À 35 ans, Emmanuel Herzet est un scénariste enthousiaste. Enseignant en Histoire et Français dans un collège de la région de Namur, il joue de la guitare dans le groupe pop-rock Main Fuse qu’il a créé avec Éric Beaujean en 2003. Il entre dans le monde de la BD par la grande porte en signant au Lombard dans la collection Polyptyque le scénario de la Branche Lincoln.

Fin octobre est sorti le troisième et avant-dernier tome de cette série mise en images par le dessinateur polonais Piotrek Kowalski. Découverte d’un itinéraire dont la prochaine étape est un spin-off de la série Alpha
en compagnie d'Éric Loutte !

Lincoln
la Branche Lincoln
T1: Un Secret hors de la tombe
© Kowalski - Herzet / Le Lombard
Scénariste BD, vous continuez d’enseignez le Français et l’Histoire aux 12-15 ans...
Oui, d’abord par pragmatisme : trois enfants, une hypothèque, il faut bien assumer ! Le jour où j’enchaînerai les best-sellers, je reconsidérerai peut-être la question... Ensuite, j’ai besoin de ce contact avec l’extérieur ! Je ne suis pas un solitaire. En quelque sorte, et même si ça peut faire sourire, les élèves me ressourcent.

Lincoln
la Branche Lincoln
T2: la Part des Ombres
© Kowalski - Herzet / Le Lombard
Vous êtes aussi guitariste…
La guitare, c’est venu à l’époque où la chaîne MTV, à ses débuts, tournait en boucle à la maison et où tous ces gars à l’écran semblaient enchaîner riffs et gammes avec une facilité déconcertante. En voyant un clip d’Iron Maiden ou de Guns’n’Roses, je me suis dit : « Un jour, je jouerai comme ce gaillard ! » Ce jour n’est toujours pas arrivé [rires] La guitare, c’est de la détente, on bûcheronne et on ne pense plus à rien !   

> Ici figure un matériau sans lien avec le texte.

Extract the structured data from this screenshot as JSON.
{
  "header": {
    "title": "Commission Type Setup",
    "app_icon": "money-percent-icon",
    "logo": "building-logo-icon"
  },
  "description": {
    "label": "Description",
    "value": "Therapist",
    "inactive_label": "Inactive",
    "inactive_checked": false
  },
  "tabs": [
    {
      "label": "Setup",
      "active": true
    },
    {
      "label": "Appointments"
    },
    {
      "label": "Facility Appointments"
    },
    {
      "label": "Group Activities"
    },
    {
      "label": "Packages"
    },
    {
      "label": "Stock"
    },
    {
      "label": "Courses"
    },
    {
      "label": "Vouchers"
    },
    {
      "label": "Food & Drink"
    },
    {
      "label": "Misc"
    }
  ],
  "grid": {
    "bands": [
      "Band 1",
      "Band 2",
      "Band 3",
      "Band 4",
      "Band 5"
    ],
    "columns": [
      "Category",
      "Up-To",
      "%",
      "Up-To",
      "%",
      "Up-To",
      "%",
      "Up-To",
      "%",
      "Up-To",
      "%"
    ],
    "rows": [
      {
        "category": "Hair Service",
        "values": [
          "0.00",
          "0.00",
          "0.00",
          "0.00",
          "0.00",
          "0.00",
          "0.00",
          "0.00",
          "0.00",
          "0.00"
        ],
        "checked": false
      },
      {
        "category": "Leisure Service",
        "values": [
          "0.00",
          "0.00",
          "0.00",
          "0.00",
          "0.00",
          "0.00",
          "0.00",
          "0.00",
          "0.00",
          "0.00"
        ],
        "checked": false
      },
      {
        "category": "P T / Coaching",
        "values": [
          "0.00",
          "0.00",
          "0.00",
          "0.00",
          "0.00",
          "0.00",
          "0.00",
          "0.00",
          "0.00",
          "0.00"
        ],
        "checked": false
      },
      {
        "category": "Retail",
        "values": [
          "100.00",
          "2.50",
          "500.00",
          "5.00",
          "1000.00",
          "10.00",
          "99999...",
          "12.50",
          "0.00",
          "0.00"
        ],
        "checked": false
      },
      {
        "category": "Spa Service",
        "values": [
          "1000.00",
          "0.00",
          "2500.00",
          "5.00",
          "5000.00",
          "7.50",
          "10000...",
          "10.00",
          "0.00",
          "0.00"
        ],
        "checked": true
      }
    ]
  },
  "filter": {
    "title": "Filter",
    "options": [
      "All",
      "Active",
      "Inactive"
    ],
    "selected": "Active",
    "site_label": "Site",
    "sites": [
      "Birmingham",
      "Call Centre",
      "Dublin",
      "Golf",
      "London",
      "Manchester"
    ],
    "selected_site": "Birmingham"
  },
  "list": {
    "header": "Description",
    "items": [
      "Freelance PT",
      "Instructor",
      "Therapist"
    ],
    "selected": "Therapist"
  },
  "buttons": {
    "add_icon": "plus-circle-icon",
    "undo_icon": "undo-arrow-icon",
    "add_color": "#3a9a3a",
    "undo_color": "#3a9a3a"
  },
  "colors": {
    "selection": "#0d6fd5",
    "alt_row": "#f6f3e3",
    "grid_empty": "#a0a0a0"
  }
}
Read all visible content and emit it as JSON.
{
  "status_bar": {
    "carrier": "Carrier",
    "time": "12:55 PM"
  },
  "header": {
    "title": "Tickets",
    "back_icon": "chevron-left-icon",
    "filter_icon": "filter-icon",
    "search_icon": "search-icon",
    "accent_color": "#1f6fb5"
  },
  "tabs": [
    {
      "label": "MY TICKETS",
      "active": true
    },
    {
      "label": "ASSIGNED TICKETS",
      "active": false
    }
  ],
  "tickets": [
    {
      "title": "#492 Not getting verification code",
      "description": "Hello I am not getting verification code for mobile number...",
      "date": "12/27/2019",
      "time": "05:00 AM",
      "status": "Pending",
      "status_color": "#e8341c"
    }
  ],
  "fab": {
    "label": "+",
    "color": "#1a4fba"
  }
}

Côté BD, quels sont vos auteurs référents ?
Je vais être assez classique : Van Hamme, excellent technicien du scénario, des heures à essayer de décortiquer sa façon de procéder, Desberg, Corbeyran, Dorison, Dufaux. J’ai bien aimé la Mandiguerre et Sillage de Morvan et j’ai toujours été fasciné par Goscinny. Je suis un fan absolu d’Hugo Pratt... La liste est longue.

Quel genre de BD aimez-vous ?
Je n’en aime aucun en particulier. Tout petit, j’ai baigné dans le franco-belge : abonné à Tintin et Spirou, grand admirateur de Franquin, par exemple. J’écumais le rayon BD dans l’hypermarché voisin. J’ai lu et relu les anciens numéros de Pilote de mon père, beaucoup de comics achetés en librairie, notamment Strange ! Au fil du temps, ma prédilection s’est orientée vers la BD réaliste. J’ai eu ma période romans-thriller. Une période jeu de rôle. Maintenant, en BD, je lis tout ce qui me tombe sous la main. Aujourd’hui, mes lectures s’axent surtout sur l’aspect documentaire nécessaire aux récits que je développe. Des auteurs de romans comme Ludlum, Clancy, Cussler, Le Carré et Morrel ont eu autant d’influences sur mon envie d’écrire des histoires documentées que mes pères fondateurs de la BD cités ci-dessus !

Lincoln
la Branche Lincoln T3: Machines de Guerre, extrait © Kowalski - Herzet / Le Lombard

Lincoln
la Branche Lincoln
T3: Machines de Guerre
©
Kowalski - Herzet / Le Lombard
Justement, comment avez-vous cheminé vers l’écriture de scénario ?
Je crois que j’ai toujours écrit. Je me souviens de mes premières nouvelles rédigées à l’encre bleue sur un cahier ligné. J’écris tous les jours : une idée, trois lignes… des choses que je ne garderai peut-être pas ou que je ne sais même pas relire mais c’est un véritable besoin. Je l’ai toujours fait. À l’époque de la série Miami Vice, par exemple, avec un ami, on inventait des épisodes entiers durant les récréations. Michael Mann aurait pu tourner trois ou quatre saisons supplémentaires s’il nous avait engagés [rires] ! Je me sens bien dans le format BD. Obligé d’aller à l’essentiel, de ciseler les dialogues, de travailler l’image autrement que de façon « littéraire ». Le roman est un exercice effrayant pour moi. J’ai l’esprit divergent donc j’aurais peur de m’égarer. La BD oblige à cette mise en forme de l’imagination et la contrainte est un incitant créatif.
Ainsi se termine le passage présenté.